In the trial, 64 percent of previously treated patients achieved objective response and 63 percent continued to respond after one year. 85 percent of patients who had not previously received treatment, achieved objective response, with the median duration of response being 17.5 months.

"This targeted therapy will provide patients with non-small cell lung cancer with significantly improved health outcomes," said professor William Hwang, medical director, National Cancer Centre Singapore. "The National Cancer Centre of Singapore is pleased to have participated in this trial to find precise oncology treatment options for patients. This underscores the important role the Experimental Cancer Therapeutic Unit plays in running impactful early phase clinical trials that can define new standards of care."

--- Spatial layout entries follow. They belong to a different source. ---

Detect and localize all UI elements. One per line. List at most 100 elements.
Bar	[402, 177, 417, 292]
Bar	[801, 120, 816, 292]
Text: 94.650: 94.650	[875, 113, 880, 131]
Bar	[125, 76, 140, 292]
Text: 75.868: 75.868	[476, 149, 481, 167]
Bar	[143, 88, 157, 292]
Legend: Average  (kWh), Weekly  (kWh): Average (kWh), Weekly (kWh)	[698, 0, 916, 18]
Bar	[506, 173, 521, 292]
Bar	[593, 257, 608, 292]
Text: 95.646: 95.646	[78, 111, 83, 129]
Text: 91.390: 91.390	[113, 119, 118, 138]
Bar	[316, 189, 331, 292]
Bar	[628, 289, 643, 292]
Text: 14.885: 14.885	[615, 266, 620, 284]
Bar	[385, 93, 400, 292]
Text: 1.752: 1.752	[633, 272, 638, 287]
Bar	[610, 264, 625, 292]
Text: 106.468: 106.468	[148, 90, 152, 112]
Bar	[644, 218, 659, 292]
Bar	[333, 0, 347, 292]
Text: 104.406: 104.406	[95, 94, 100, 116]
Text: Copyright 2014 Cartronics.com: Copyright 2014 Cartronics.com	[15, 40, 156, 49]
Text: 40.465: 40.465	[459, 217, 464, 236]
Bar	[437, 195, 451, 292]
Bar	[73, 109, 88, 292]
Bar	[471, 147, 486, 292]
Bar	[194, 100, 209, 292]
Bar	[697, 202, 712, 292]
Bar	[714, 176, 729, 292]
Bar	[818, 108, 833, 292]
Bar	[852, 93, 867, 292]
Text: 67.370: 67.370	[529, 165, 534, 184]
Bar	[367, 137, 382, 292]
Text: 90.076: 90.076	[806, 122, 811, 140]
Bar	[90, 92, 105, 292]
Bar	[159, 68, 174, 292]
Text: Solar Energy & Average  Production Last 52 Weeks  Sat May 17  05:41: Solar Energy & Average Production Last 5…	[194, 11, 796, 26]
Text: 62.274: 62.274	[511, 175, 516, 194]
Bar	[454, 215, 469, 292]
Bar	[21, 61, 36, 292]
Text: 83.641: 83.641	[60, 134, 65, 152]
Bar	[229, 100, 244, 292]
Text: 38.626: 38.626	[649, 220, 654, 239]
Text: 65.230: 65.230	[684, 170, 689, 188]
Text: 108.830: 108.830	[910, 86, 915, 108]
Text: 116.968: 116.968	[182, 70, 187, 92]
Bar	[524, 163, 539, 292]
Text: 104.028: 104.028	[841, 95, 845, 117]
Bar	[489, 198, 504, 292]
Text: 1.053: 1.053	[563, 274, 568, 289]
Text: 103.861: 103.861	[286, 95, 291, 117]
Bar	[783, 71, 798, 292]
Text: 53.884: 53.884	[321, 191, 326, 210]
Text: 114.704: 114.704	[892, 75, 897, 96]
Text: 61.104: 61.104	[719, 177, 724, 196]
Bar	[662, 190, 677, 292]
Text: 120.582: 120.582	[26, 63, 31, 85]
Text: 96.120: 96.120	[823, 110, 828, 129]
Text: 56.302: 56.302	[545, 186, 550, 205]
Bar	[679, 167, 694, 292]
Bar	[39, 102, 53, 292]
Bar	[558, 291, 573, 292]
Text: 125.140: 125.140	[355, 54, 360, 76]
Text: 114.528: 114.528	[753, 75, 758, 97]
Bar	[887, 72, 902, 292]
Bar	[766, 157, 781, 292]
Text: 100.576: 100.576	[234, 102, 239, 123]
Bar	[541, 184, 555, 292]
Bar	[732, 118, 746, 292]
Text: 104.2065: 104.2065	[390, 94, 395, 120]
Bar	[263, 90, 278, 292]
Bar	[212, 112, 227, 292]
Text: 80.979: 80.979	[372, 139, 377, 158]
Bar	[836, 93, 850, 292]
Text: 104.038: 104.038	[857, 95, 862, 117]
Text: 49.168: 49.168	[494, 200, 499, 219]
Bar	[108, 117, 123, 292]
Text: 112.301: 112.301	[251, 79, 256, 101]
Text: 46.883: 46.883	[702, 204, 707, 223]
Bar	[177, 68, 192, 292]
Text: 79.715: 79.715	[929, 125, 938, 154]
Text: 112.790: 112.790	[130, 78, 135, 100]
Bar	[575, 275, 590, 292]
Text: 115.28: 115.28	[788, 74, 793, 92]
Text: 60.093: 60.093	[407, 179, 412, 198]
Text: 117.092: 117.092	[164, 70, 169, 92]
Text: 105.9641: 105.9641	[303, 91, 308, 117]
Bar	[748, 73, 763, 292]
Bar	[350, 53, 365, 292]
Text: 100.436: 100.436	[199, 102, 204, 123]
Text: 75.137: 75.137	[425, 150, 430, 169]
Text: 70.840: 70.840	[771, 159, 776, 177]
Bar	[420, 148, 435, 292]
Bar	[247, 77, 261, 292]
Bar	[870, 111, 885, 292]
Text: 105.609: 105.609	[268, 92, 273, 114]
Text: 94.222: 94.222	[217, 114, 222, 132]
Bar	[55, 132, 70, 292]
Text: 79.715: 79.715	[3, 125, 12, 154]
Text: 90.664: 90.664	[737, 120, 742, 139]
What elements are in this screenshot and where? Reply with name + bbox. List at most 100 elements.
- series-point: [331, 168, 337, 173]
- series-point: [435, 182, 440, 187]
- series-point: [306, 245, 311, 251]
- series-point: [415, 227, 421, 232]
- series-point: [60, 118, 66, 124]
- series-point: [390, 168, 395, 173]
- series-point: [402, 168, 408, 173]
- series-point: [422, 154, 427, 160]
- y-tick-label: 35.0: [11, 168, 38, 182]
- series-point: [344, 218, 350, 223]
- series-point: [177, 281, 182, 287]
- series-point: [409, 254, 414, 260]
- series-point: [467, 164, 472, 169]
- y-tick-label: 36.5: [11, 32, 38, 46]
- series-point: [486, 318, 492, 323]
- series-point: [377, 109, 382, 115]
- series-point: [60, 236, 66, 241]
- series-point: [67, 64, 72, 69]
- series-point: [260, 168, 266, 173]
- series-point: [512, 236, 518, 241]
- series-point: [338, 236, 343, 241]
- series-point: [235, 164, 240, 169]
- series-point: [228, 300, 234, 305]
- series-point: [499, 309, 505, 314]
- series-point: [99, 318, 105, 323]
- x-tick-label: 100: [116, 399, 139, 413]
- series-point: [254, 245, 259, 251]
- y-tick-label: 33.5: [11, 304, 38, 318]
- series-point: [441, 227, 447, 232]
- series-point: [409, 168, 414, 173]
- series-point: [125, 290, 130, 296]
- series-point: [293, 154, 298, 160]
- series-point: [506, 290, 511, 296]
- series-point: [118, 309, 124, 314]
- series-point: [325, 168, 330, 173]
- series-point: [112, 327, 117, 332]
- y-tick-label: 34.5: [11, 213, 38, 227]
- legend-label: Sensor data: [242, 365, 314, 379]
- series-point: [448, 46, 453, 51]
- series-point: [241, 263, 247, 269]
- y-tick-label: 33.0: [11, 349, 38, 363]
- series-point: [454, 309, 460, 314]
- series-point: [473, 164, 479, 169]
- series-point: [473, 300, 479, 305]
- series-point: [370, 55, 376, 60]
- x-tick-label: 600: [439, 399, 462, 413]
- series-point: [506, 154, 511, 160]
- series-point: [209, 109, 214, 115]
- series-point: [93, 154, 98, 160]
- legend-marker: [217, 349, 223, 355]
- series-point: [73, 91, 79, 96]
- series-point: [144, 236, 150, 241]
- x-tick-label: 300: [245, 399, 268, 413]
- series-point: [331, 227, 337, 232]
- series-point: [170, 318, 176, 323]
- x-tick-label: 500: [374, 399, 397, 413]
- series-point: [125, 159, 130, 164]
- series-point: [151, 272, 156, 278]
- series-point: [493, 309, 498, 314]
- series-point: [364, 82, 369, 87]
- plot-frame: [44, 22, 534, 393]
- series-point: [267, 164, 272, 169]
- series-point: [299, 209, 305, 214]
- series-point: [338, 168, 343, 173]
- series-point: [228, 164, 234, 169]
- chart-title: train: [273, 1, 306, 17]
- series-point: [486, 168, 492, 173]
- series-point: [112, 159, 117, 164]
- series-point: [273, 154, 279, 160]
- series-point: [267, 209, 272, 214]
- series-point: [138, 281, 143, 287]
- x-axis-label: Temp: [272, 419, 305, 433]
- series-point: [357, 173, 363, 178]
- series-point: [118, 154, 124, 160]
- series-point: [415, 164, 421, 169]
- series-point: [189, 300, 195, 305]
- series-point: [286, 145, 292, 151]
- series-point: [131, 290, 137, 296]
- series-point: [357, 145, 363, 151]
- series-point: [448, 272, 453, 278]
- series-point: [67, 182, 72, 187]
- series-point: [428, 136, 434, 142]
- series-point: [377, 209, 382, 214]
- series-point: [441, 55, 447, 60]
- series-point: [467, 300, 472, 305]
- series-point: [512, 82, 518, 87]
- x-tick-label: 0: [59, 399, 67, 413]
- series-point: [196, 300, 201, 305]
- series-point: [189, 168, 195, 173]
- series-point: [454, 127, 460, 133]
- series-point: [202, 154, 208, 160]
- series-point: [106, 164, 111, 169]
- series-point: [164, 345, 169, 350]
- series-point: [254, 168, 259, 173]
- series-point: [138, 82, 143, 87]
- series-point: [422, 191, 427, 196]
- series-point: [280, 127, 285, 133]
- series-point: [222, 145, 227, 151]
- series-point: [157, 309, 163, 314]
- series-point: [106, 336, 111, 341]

The trial involved the participation from 65 leading cancer centers around the world from 12 countries including USA, Canada, France, Switzerland, Germany, Spain, Australia, and Singapore. The trial was supported by Loxo Oncology, a wholly owned subsidiary of Eli Lilly and Company.

In Singapore, the trial was led by the Experimental Cancer Therapeutics Unit (ECRU), at the National Cancer Centre Singapore, which supports early phase clinical trials from Phase 0 to 2 trials. This inter-disciplinary team is engaged with preclinical and clinical development of new anti-cancer drugs for all solid tumors and lymphomas to offer patients new therapeutic options, and has spearheaded the Precision Oncology program IMPACT (Individualized Molecular Profiling for Allocation to Clinical Trials) at NCCS, where more than 1500 patients have been recruited to date.